Летом 1927 года мы поехали в Кисловодск, я работал там в санатории, жили мы весело, жена мне нравилась, и следующей весною через девять месяцев у нее родился сын Леонид. Пошли смешные и замечательные дни купания, кормления, рассматривания ручек, ножек, глазок, ротика, потом – зубки и т. п. и т. д. Летом 1928 года сперва жили в Красном Холме, Леник то и дело пищал и даже орал, особенно ночью, я спускался вниз, хватал его и бешено ходил вокруг комнаты, тряся его (укачивая). Мама говорила о неправильном кормлении, вызывающем колики в животике, а Инна обиженно отвечала, что она действует так, как ей советовали в консультации. Дискуссия о старых и новых методах, возможно, раздражала ребенка, но уж, во всяком случае, меня, и я ходил еще быстрее. Наконец все успокаивались, и утром взрослые пили кофе более или менее дружески, а Леник смотрел на них своими милыми глазками и улыбался.

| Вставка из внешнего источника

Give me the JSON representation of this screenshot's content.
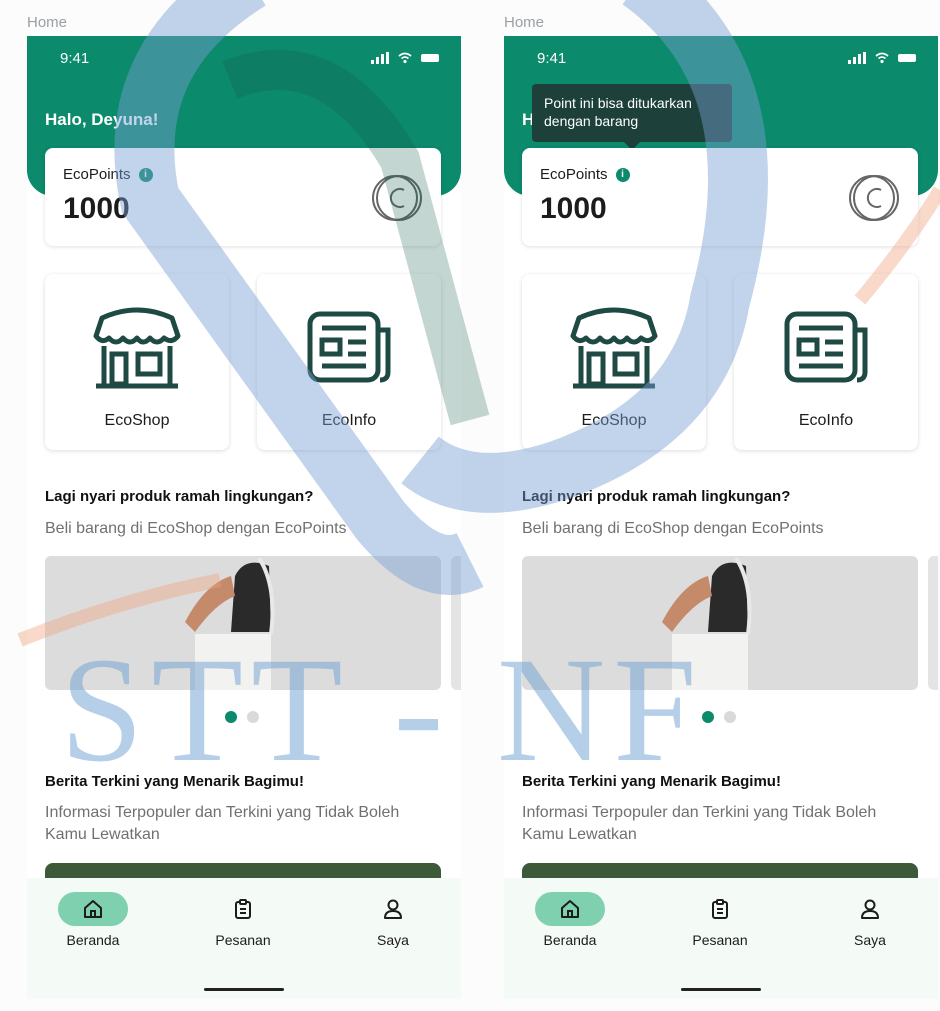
{
  "frame_label": "Home",
  "status_bar": {
    "time": "9:41"
  },
  "greeting": "Halo, Deyuna!",
  "points": {
    "label": "EcoPoints",
    "value": "1000"
  },
  "tooltip": {
    "text": "Point ini bisa ditukarkan dengan barang"
  },
  "tiles": [
    {
      "label": "EcoShop",
      "icon": "shop-icon"
    },
    {
      "label": "EcoInfo",
      "icon": "news-icon"
    }
  ],
  "promo": {
    "title": "Lagi nyari produk ramah lingkungan?",
    "subtitle": "Beli barang di EcoShop dengan EcoPoints"
  },
  "carousel": {
    "pages": 2,
    "active": 1
  },
  "news": {
    "title": "Berita Terkini yang Menarik Bagimu!",
    "subtitle": "Informasi Terpopuler dan Terkini yang Tidak Boleh Kamu Lewatkan"
  },
  "nav": [
    {
      "label": "Beranda",
      "icon": "home-icon",
      "active": true
    },
    {
      "label": "Pesanan",
      "icon": "clipboard-icon",
      "active": false
    },
    {
      "label": "Saya",
      "icon": "user-icon",
      "active": false
    }
  ],
  "watermark": {
    "text": "STT - NF"
  },
  "colors": {
    "primary": "#0b8a6c",
    "tooltip": "#1d403a",
    "nav_active": "#7fd0ae"
  }
}
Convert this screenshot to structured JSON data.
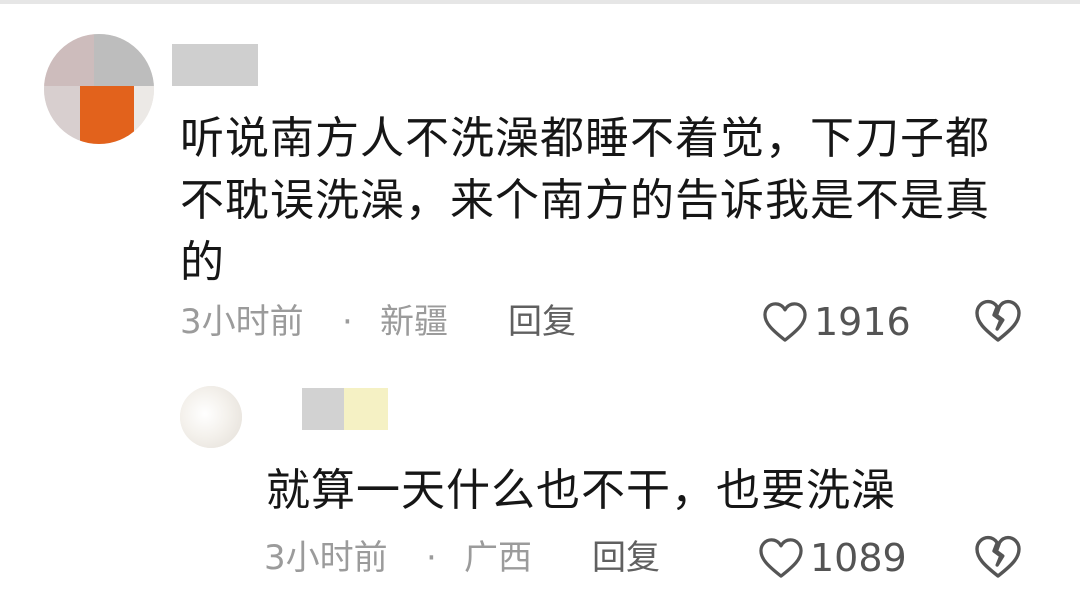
{
  "main_comment": {
    "username": "",
    "text": "听说南方人不洗澡都睡不着觉，下刀子都不耽误洗澡，来个南方的告诉我是不是真的",
    "time": "3小时前",
    "separator": "·",
    "location": "新疆",
    "reply_label": "回复",
    "like_count": "1916",
    "icons": {
      "like": "heart-outline-icon",
      "dislike": "broken-heart-icon"
    }
  },
  "reply_comment": {
    "username": "",
    "text": "就算一天什么也不干，也要洗澡",
    "time": "3小时前",
    "separator": "·",
    "location": "广西",
    "reply_label": "回复",
    "like_count": "1089",
    "icons": {
      "like": "heart-outline-icon",
      "dislike": "broken-heart-icon"
    }
  },
  "colors": {
    "text": "#161616",
    "meta": "#9b9b9b",
    "reply": "#606060",
    "icon": "#555555",
    "blur_gray": "#cfcfcf",
    "blur_yellow": "#f5f1c4"
  }
}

На следующее лето мы отправились в Архипо-Осиповку. С полуторагодовалым малышом путешествие не особенно рекомендовалось, но все сошло хорошо. Мы переехали в открытой машине через лесистый Михайловский перевал и ночью прибыли; там уже были моя мать и Левик.
В Архипке хорош пляж, малыш купался (впрочем, главным образом в тазу); к нам присоединилась Леночка, жена моего двоюродного брата Гоги Григорьева, миловидная блондинка с голубыми глазами. Инна и Лена составили мне достаточно приятное общество, а тут еще артисты Большого театра – моя тетка Любовь Ивановна со своим новым мужем Л. Ф. Савранским [78] , а также их приятель С. П. Юдин [79] , красивый тенор которого по вечерам привлекал к его домику толпы восторженных слушателей – под аккомпанемент морского прибоя в сиянии луны.
Дома мы по временам немножко ссорились
Дома мы по временам немножко ссорились. Обычно начиналось с нового платья, которое жена примеривала перед зеркалом: ей хотелось бы, чтобы я сказал: «Замечательно, как идет», а мне платье не нравилось, и я мычал что-то неопределенное. Или шляпки. У моей жены хранится оттиск моей статьи с надписью: «Такой-то после шляпного скандала». Как был не прав Пушкин, когда писал: «А девушке в осьмнадцать лет какая шляпка не пристанет» (и дело не в том, что Инне шел двадцатый, двадцать второй, двадцать четвертый…). Только постепенно я понял, что хорошенькая женщина в большей мере, чем некрасивая, должна одеваться с особым выбором. Трудно было и с духами. Казалось, столько сортов! Между тем пришлось флакон самых дорогих духов, которые мне показались «противными», выбросить в окно прямо в реку Карповку. У меня выработалась практика пилить жену, слово за слово, с таким расчетом, чтобы довести ее до слез. И когда, наконец, ее милые зеленоватые глаза наполнялись слезами, я сразу «отходил». Мне казалось, что слезы ей очень идут, и все быстро кончалось нежностями. Это свинство моего характера – бормашины – сохранилось и в дальнейшем и в той или иной мере проявлялось и на работе, с сотрудниками.
Семейная жизнь, как известно, требует денег
В дальнейшем летние каникулы мы проводили не даче – на Сиверской. Мы жили в деревне Пески; за рекой Оредеж темнел лес, а там дальше пробивались пышные зеленые лужайки и лесистые обрывы речки Орлинки – это как раз те самые места, которые так поэтично отразил в своих этюдах художник А. А. Рылов [80] . Там много грибов – белых, красноголовиков, мы собирали их со старым Ф. Е. Туром [81] (отцом А. Ф.), физиологом, или с В. Д. Цинзерлингом, нашим прозектором по I ЛМИ – тот говорил, что ему летом необходимо проветриваться в лесу от вскрытий. Наконец, недалеко от нашей дачи поселилось веселое общество, в том числе и студентки нашего института Люда Рокицкая, дочка хирурга Обуховской больницы; эта красивая девушка отправлялась босая в лес чуть свет и приносила всегда полные корзины; если идти с нею вместе, вы останетесь в дураках: она грибы видит, а вы – нет. «И о чем вы, собственно, мечтаете?»